Duff is the single childhood star I can think of who was big and revered who didn’t end up on the cover of People magazine with a DUI. Growing up in the 2000s Bimbo Summit era meant every actress you loved would one day be a cautionary tale. I’d obsessively refresh Perez Hilton to witness Lindsay Lohan, Britney Spears, Mischa Barton and later, Miley Cyrus, “go off the rails,” aka succumb to the psychological effects of a lifetime of intense public scrutiny while the monster truck that is the paparazzi complex was there to witness it — and contribute to it — live. The world held its breath waiting for Duff to screw up (aka take a bong rip?) but it never happened.

Duff went on to have a successful career while staying out of the spotlight. But that’s also because she was aware of the immense pressure she had on her, which she told Bustle in a recent interview, where she said the way we all treated Britney Spears was “so unfair.”

“I knew I had a responsibility. If I found myself in a situation of being drunk at the club, I didn’t want to be on the cover of a magazine like that,” she said. “I kept a low profile, [used] the back door, not the front door.”
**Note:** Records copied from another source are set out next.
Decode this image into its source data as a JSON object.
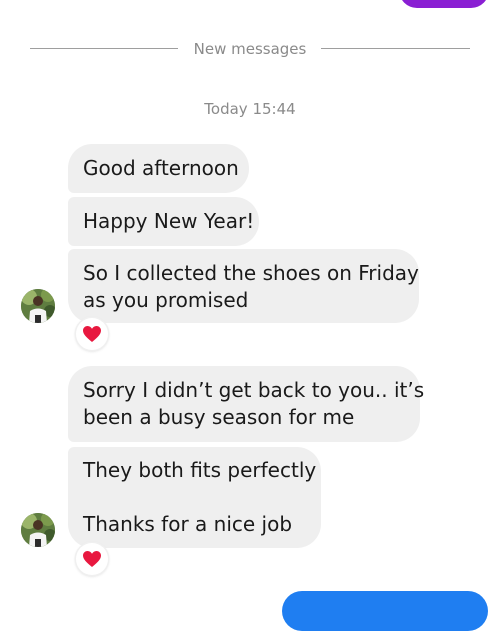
{
  "colors": {
    "outgoing_top_bubble": "#8a1fd3",
    "outgoing_bottom_bubble": "#1f7ef1",
    "incoming_bubble": "#efefef",
    "meta_text": "#8a8a8a",
    "heart": "#e8183f"
  },
  "divider": {
    "label": "New messages"
  },
  "timestamp": "Today 15:44",
  "messages": [
    {
      "text": "Good afternoon"
    },
    {
      "text": "Happy New Year!"
    },
    {
      "lines": [
        "So I collected the shoes on Friday",
        "as you promised"
      ],
      "reaction": "heart-icon"
    },
    {
      "lines": [
        "Sorry I didn’t get back to you.. it’s",
        "been a busy season for me"
      ]
    },
    {
      "lines": [
        "They both fits perfectly",
        "Thanks for a nice job"
      ],
      "reaction": "heart-icon"
    }
  ]
}
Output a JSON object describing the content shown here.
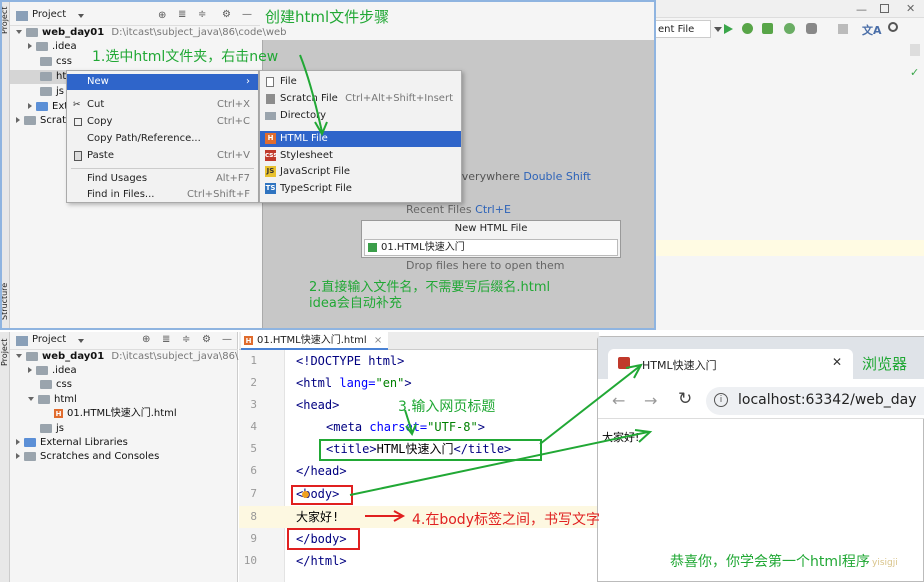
{
  "top": {
    "annotation_title": "创建html文件步骤",
    "annotation_step1": "1.选中html文件夹，右击new",
    "annotation_step2a": "2.直接输入文件名，不需要写后缀名.html",
    "annotation_step2b": "idea会自动补充",
    "project_label": "Project",
    "root_name": "web_day01",
    "root_path": "D:\\itcast\\subject_java\\86\\code\\web",
    "tree": [
      ".idea",
      "css",
      "htm",
      "js",
      "Extern",
      "Scratc"
    ],
    "context_menu": [
      {
        "label": "New",
        "shortcut": ""
      },
      {
        "label": "Cut",
        "shortcut": "Ctrl+X"
      },
      {
        "label": "Copy",
        "shortcut": "Ctrl+C"
      },
      {
        "label": "Copy Path/Reference...",
        "shortcut": ""
      },
      {
        "label": "Paste",
        "shortcut": "Ctrl+V"
      },
      {
        "label": "Find Usages",
        "shortcut": "Alt+F7"
      },
      {
        "label": "Find in Files...",
        "shortcut": "Ctrl+Shift+F"
      }
    ],
    "submenu": [
      {
        "label": "File",
        "shortcut": ""
      },
      {
        "label": "Scratch File",
        "shortcut": "Ctrl+Alt+Shift+Insert"
      },
      {
        "label": "Directory",
        "shortcut": ""
      },
      {
        "label": "HTML File",
        "shortcut": ""
      },
      {
        "label": "Stylesheet",
        "shortcut": ""
      },
      {
        "label": "JavaScript File",
        "shortcut": ""
      },
      {
        "label": "TypeScript File",
        "shortcut": ""
      }
    ],
    "run_config": "ent File",
    "search_hint": "everywhere",
    "search_shortcut": "Double Shift",
    "recent_files": "Recent Files",
    "recent_shortcut": "Ctrl+E",
    "dialog_title": "New HTML File",
    "dialog_value": "01.HTML快速入门",
    "drop_hint": "Drop files here to open them",
    "side_project": "Project",
    "side_structure": "Structure"
  },
  "bottom": {
    "project_label": "Project",
    "root_name": "web_day01",
    "root_path": "D:\\itcast\\subject_java\\86\\code\\web",
    "tree": [
      ".idea",
      "css",
      "html",
      "01.HTML快速入门.html",
      "js",
      "External Libraries",
      "Scratches and Consoles"
    ],
    "editor_tab": "01.HTML快速入门.html",
    "line_numbers": [
      "1",
      "2",
      "3",
      "4",
      "5",
      "6",
      "7",
      "8",
      "9",
      "10"
    ],
    "code": {
      "l1": "<!DOCTYPE html>",
      "l2_tag_open": "<html ",
      "l2_attr": "lang=",
      "l2_val": "\"en\"",
      "l2_close": ">",
      "l3": "<head>",
      "l4_tag": "<meta ",
      "l4_attr": "charset=",
      "l4_val": "\"UTF-8\"",
      "l4_close": ">",
      "l5_open": "<title>",
      "l5_text": "HTML快速入门",
      "l5_close": "</title>",
      "l6": "</head>",
      "l7": "<body>",
      "l8": "大家好!",
      "l9": "</body>",
      "l10": "</html>"
    },
    "annotation_step3": "3.输入网页标题",
    "annotation_step4": "4.在body标签之间，书写文字",
    "annotation_browser": "浏览器",
    "annotation_congrats": "恭喜你，你学会第一个html程序",
    "browser_tab_title": "HTML快速入门",
    "browser_url": "localhost:63342/web_day",
    "browser_content": "大家好!",
    "side_project": "Project",
    "watermark": "yisigji"
  },
  "colors": {
    "accent": "#21a835",
    "selection": "#2f65ca",
    "red": "#e02020"
  }
}
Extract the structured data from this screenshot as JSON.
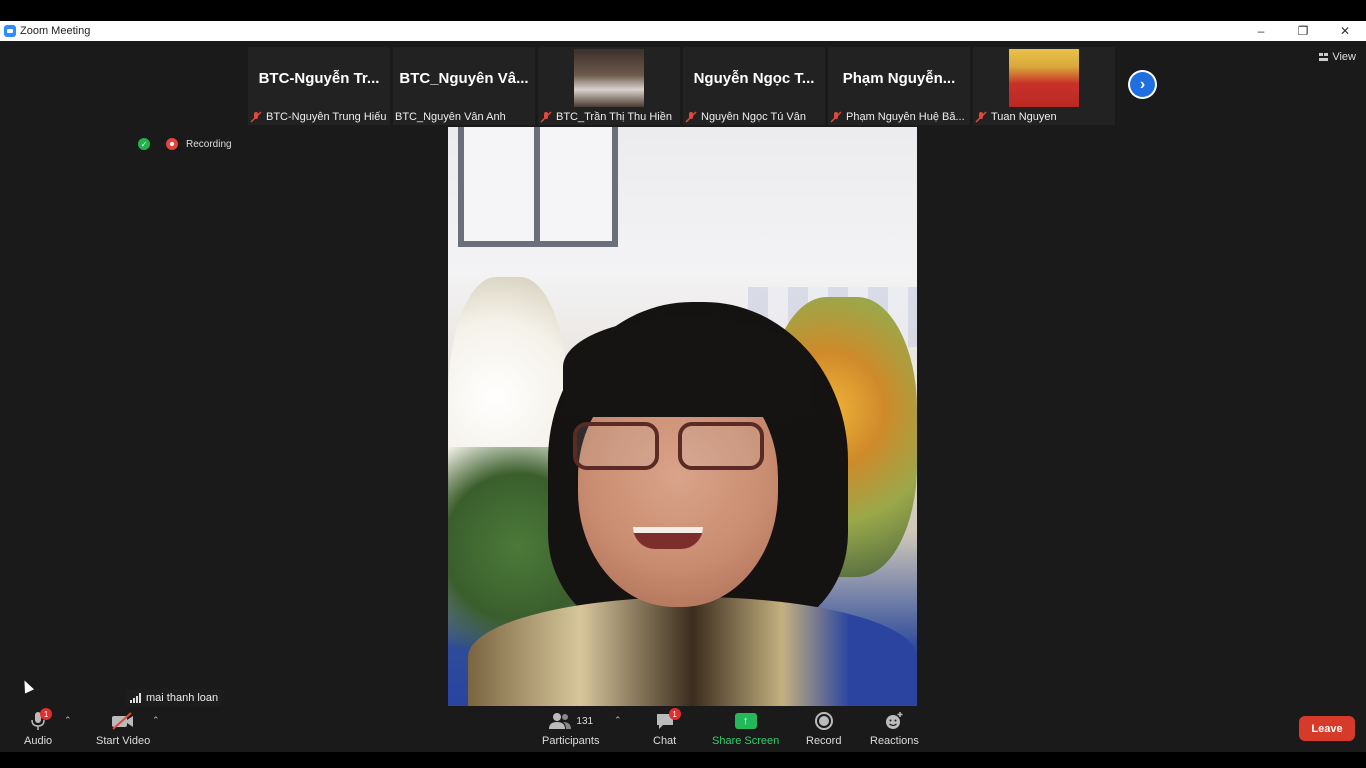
{
  "window": {
    "title": "Zoom Meeting",
    "controls": [
      "–",
      "❐",
      "✕"
    ]
  },
  "view_button": {
    "label": "View"
  },
  "status": {
    "recording_label": "Recording"
  },
  "participant_strip": {
    "tiles": [
      {
        "display": "BTC-Nguyễn  Tr...",
        "name": "BTC-Nguyễn Trung Hiếu",
        "muted": true
      },
      {
        "display": "BTC_Nguyên  Vâ...",
        "name": "BTC_Nguyên  Vân Anh",
        "muted": false
      },
      {
        "display": "",
        "name": "BTC_Trần Thị Thu Hiền",
        "muted": true,
        "has_video": true
      },
      {
        "display": "Nguyễn Ngọc T...",
        "name": "Nguyễn Ngọc Tú Vân",
        "muted": true
      },
      {
        "display": "Phạm  Nguyễn...",
        "name": "Phạm Nguyễn Huệ Bă...",
        "muted": true
      },
      {
        "display": "",
        "name": "Tuan Nguyen",
        "muted": true,
        "has_video": true
      }
    ],
    "next_icon": "chevron-right-icon"
  },
  "active_speaker": {
    "name": "mai thanh loan"
  },
  "toolbar": {
    "audio": {
      "label": "Audio",
      "badge": "1"
    },
    "video": {
      "label": "Start Video"
    },
    "participants": {
      "label": "Participants",
      "count": "131"
    },
    "chat": {
      "label": "Chat",
      "badge": "1"
    },
    "share": {
      "label": "Share Screen"
    },
    "record": {
      "label": "Record"
    },
    "reactions": {
      "label": "Reactions"
    },
    "leave": {
      "label": "Leave"
    }
  },
  "colors": {
    "accent_blue": "#2d8cff",
    "share_green": "#25b85a",
    "leave_red": "#d63a28",
    "badge_red": "#e02e2e"
  }
}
She talked about the weight of that responsibility, of being a role model, in her interview with The Cut with a story that needs no commentary:

“I remember I was maybe 18 or 19 on tour and this mother came up to me after a meet and greet and she was like, “Whatever you do, don’t change. Just stay the same.” It was so intense. And she was holding my arms and looking in my face, almost begging me. And I was nice to her face and then I remember going into my dressing room and being like, “Don’t change? Don’t ever change? I’m 18, I’m doing nothing but changing. I’m different.”

Duff said it was shortly after that that she stopped touring and took a break from acting and learn to live alone, which she said helped her immensely. She also had to take a break from Lizzie.

Maybe we feel so comfortable excavating Duff’s past because in the eyes of the public, she never lost her good-girl image. Maybe it’s easy to continue to infantilize a TV star who stayed so close to the cuff of the character they played when they were 13. Maybe she’s simply too much like Lizzie. “Not trying to take all the credit for Lizzie McGuire,” she said to Cosmopolitan early this year. “But I am very much Lizzie McGuire, and she is very much me.”

In The Cut interview, Duff also talked about how, for years, she didn’t want to hear the name Lizzie McGuire, something that changed in her 30s.

“It took a long time for me to love Lizzie again. I would say probably from 20 to 30 I was just like, “‘I don’t want to be called Lizzie. I don’t want to be associated with that,’” she said. “It was just frustrating, I felt stuck. And I worked for many years to do other things. And then, I don’t know, that just really went away.”

So Duff succumbed to the public’s unending interest in Lizzie, and with a good spirit. She’s endured question after question about something she did when she was 13. She’s tried to give us what we want. When will it feel like enough? Maybe the reboot could never happen because Lizzie can actually never grow up — we’re still holding on too tightly to our idea of her.